2004
This year marks 20 years since the last time I was sane lol
It's honestly sad but I realized this while talking with my sister and I'm glad we both can laugh. I think we did pretty phuqing good for having been sad and heart broken this long. But damn there's some shit I just really wish didn't happen.
I say I'm ok, because I am. Deep down though, the past still has a strong affect in me. Summer 2025 will be 20 years since the worst time of my life. FUCK.
The lack of understanding of my situation is probably what bothers me most. Of course I'm screwed up yo, I had to bury my twin. That's after seeing her death with my own two eyes. Momma looked like me laying in that casket. Especially now since I'm older. I wish I had done all the stuff I should've did to make things way better now. I still ask, why did that even have to happen!? WHY WHY WHY!?!!!!!?????!!!!!! 🥺🥺🥺🥺🥺
The anger, the sadness, the anxiety everyone is experiencing. I can't help but think we wouldn't deal with these things if momma was here. The rage and craziness of last year dribbling over into a new year. I had really hoped that wouldn't happen. Being an empath, it's very hard to deal with.
When I say I want everyone to experience love, peace, joy I mean it. I'm choosing to be understanding. I'd like it back, but I get it that not everyone gets it. Some people can't or don't put themselves in someone else's shoes. I'm so good to people. And listen, I'll keep being that be I get it back or naw. One things for sure though, I will NOT be taken advantage of, talked down to or treated like shit. Phuqalluhdat'.
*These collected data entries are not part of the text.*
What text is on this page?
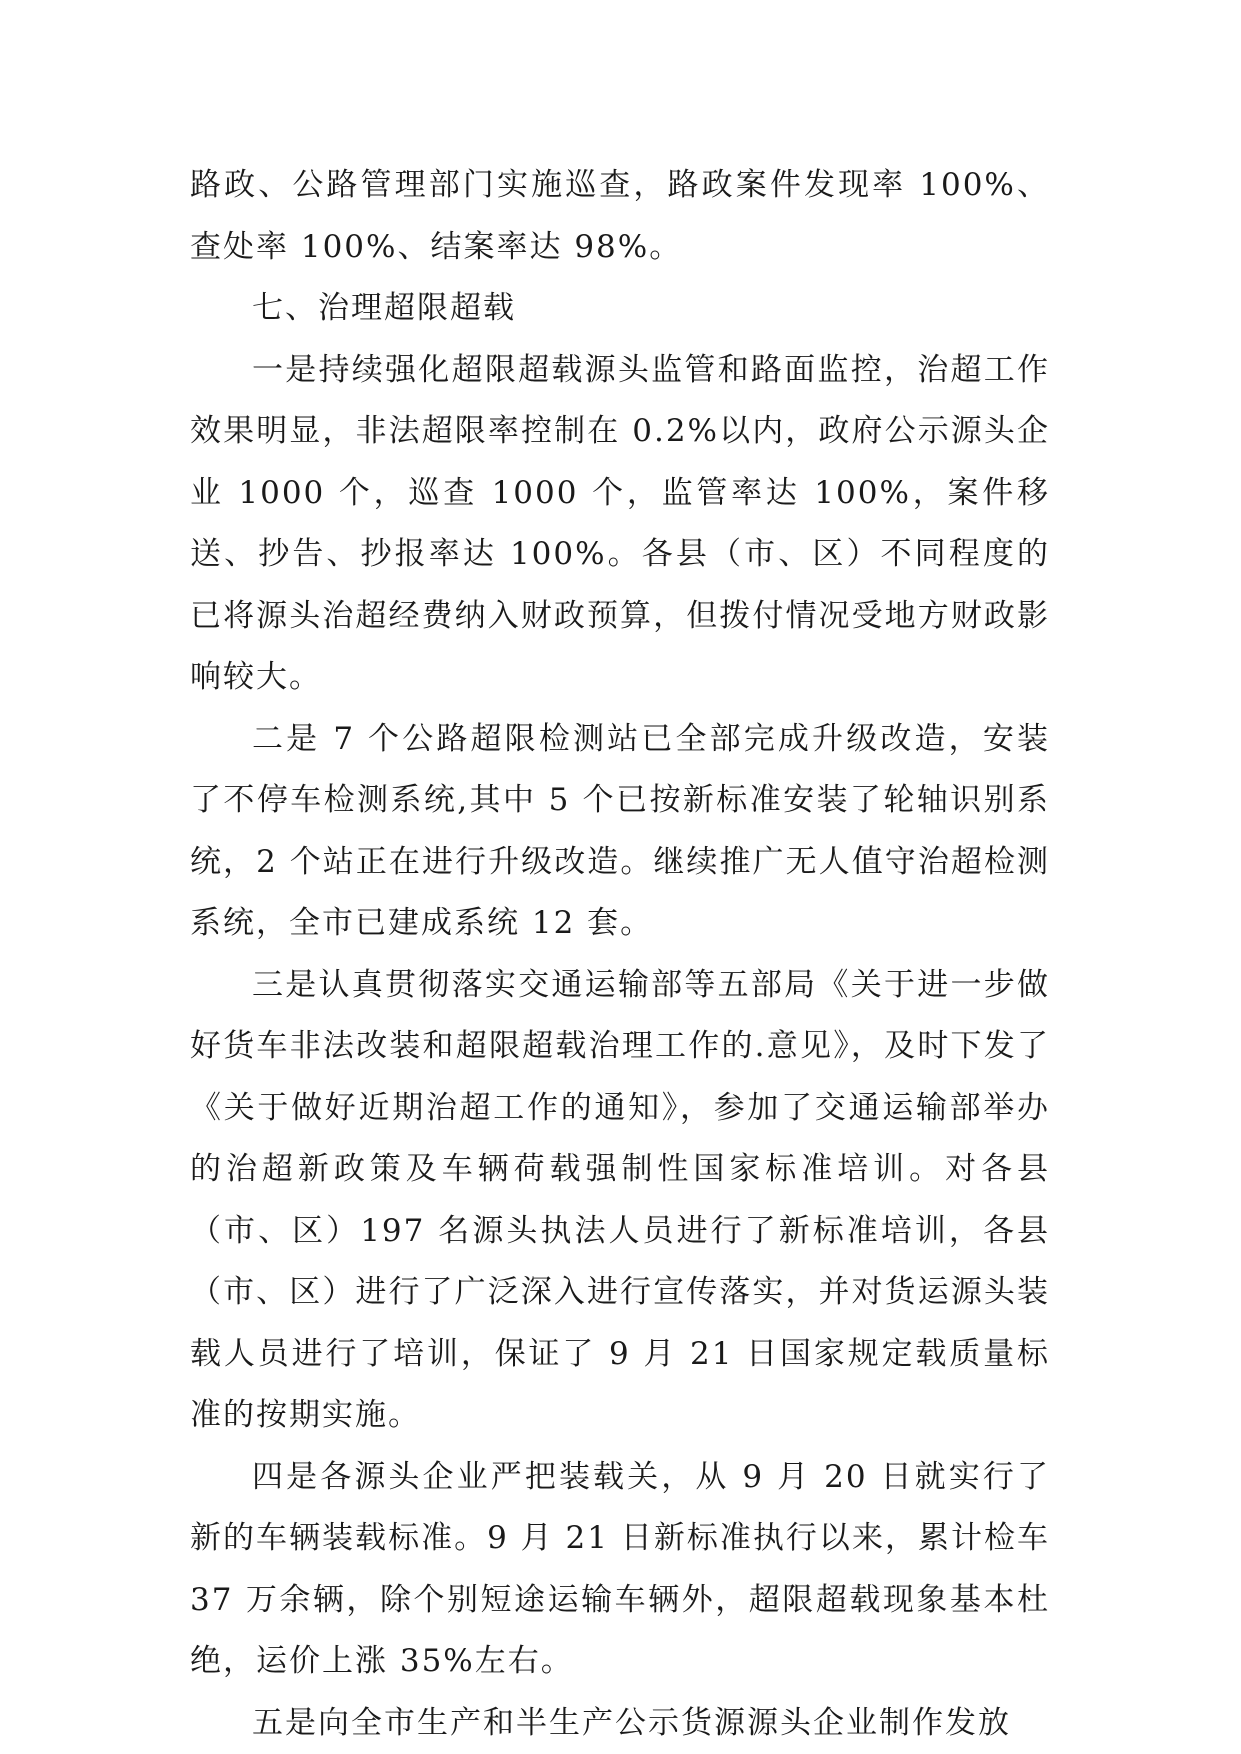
路政、公路管理部门实施巡查，路政案件发现率 100%、查处率 100%、结案率达 98%。

七、治理超限超载

一是持续强化超限超载源头监管和路面监控，治超工作效果明显，非法超限率控制在 0.2%以内，政府公示源头企业 1000 个，巡查 1000 个，监管率达 100%，案件移送、抄告、抄报率达 100%。各县（市、区）不同程度的已将源头治超经费纳入财政预算，但拨付情况受地方财政影响较大。

二是 7 个公路超限检测站已全部完成升级改造，安装了不停车检测系统,其中 5 个已按新标准安装了轮轴识别系统，2 个站正在进行升级改造。继续推广无人值守治超检测系统，全市已建成系统 12 套。

三是认真贯彻落实交通运输部等五部局《关于进一步做好货车非法改装和超限超载治理工作的.意见》，及时下发了《关于做好近期治超工作的通知》，参加了交通运输部举办的治超新政策及车辆荷载强制性国家标准培训。对各县（市、区）197 名源头执法人员进行了新标准培训，各县（市、区）进行了广泛深入进行宣传落实，并对货运源头装载人员进行了培训，保证了 9 月 21 日国家规定载质量标准的按期实施。

四是各源头企业严把装载关，从 9 月 20 日就实行了新的车辆装载标准。9 月 21 日新标准执行以来，累计检车 37 万余辆，除个别短途运输车辆外，超限超载现象基本杜绝，运价上涨 35%左右。

五是向全市生产和半生产公示货源源头企业制作发放
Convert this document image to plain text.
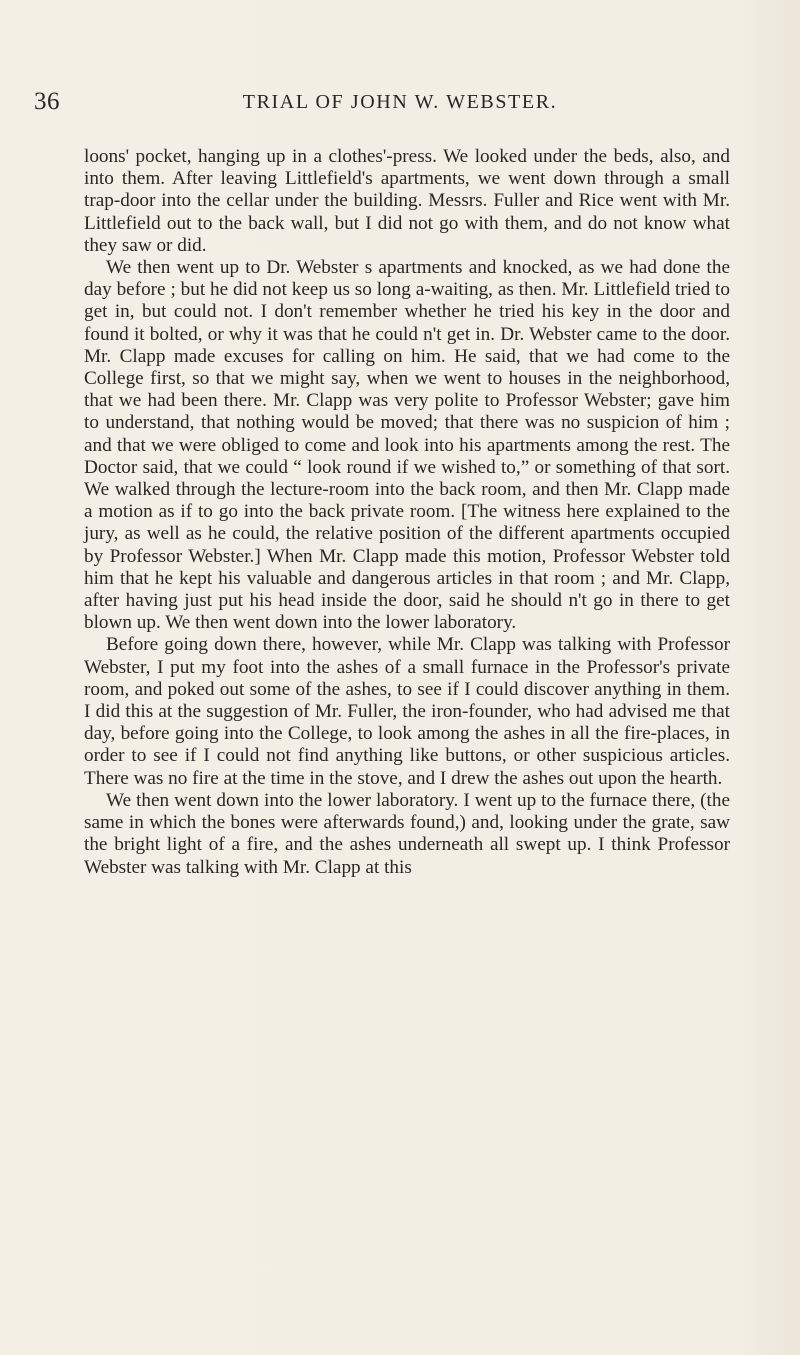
36	TRIAL OF JOHN W. WEBSTER.

loons' pocket, hanging up in a clothes'-press. We looked under the beds, also, and into them. After leaving Littlefield's apartments, we went down through a small trap-door into the cellar under the building. Messrs. Fuller and Rice went with Mr. Littlefield out to the back wall, but I did not go with them, and do not know what they saw or did.

We then went up to Dr. Webster s apartments and knocked, as we had done the day before ; but he did not keep us so long a-waiting, as then. Mr. Littlefield tried to get in, but could not. I don't remember whether he tried his key in the door and found it bolted, or why it was that he could n't get in. Dr. Webster came to the door. Mr. Clapp made excuses for calling on him. He said, that we had come to the College first, so that we might say, when we went to houses in the neighborhood, that we had been there. Mr. Clapp was very polite to Professor Webster; gave him to understand, that nothing would be moved; that there was no suspicion of him ; and that we were obliged to come and look into his apartments among the rest. The Doctor said, that we could “ look round if we wished to,” or something of that sort. We walked through the lecture-room into the back room, and then Mr. Clapp made a motion as if to go into the back private room. [The witness here explained to the jury, as well as he could, the relative position of the different apartments occupied by Professor Webster.] When Mr. Clapp made this motion, Professor Webster told him that he kept his valuable and dangerous articles in that room ; and Mr. Clapp, after having just put his head inside the door, said he should n't go in there to get blown up. We then went down into the lower laboratory.

Before going down there, however, while Mr. Clapp was talking with Professor Webster, I put my foot into the ashes of a small furnace in the Professor's private room, and poked out some of the ashes, to see if I could discover anything in them. I did this at the suggestion of Mr. Fuller, the iron-founder, who had advised me that day, before going into the College, to look among the ashes in all the fire-places, in order to see if I could not find anything like buttons, or other suspicious articles. There was no fire at the time in the stove, and I drew the ashes out upon the hearth.

We then went down into the lower laboratory. I went up to the furnace there, (the same in which the bones were afterwards found,) and, looking under the grate, saw the bright light of a fire, and the ashes underneath all swept up. I think Professor Webster was talking with Mr. Clapp at this
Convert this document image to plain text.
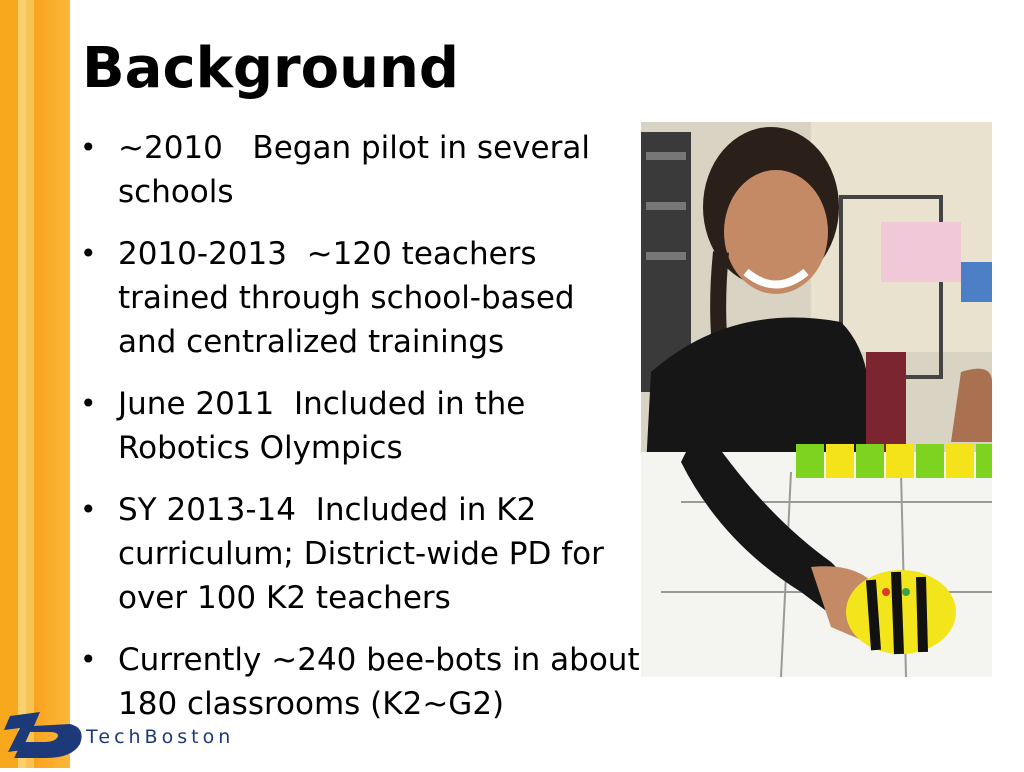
Background
• ~2010   Began pilot in several schools
• 2010-2013  ~120 teachers trained through school-based and centralized trainings
• June 2011  Included in the Robotics Olympics
• SY 2013-14  Included in K2 curriculum; District-wide PD for over 100 K2 teachers
• Currently ~240 bee-bots in about 180 classrooms (K2~G2)
TechBoston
I'm a grown ass woman that has A LOT of growing to do for sure. Water me or leave me alone. The changes are happening, give me some phuqing time. I wish things got better over night. That's unrealistic. Heh and as someone who did self destructive things to escape reality, I should phuqing know. I'm piecing back the pieces of my mind that I may find peace of mind. Please, read the first sentence of this post again. I turn 32 in 9 days. Think about that. I make no excuses for my behaviors over the years. Give me some credit though. I didn't get strung out, drunk, commit crimes, treat people like crap, damage things, none of that. No judgement to people who did after they witnessed tragedy. Sometimes I think maybe I should've did all the shit I thought to. The worst things I did was give up, load up on self loathe and stopped thinking clearly. I'll say though, it's very difficult to think clearly when dealing with trauma and anxiety.
But aye, I'm going to get things right. Cheer me on. I'm doing a lot better. Recognize it. I don't point out everything someone is doing wrong. Oh I did it before, as my get back. You learn as you age though, no one wins that way. I spend my time wanting the best for everyone. I'm rooting for everyone. I honestly love everyone. God, please help us in all the ways we need it. I want to win. I've lost so much. Can I win now?? I want the victory. I deserve to be happy.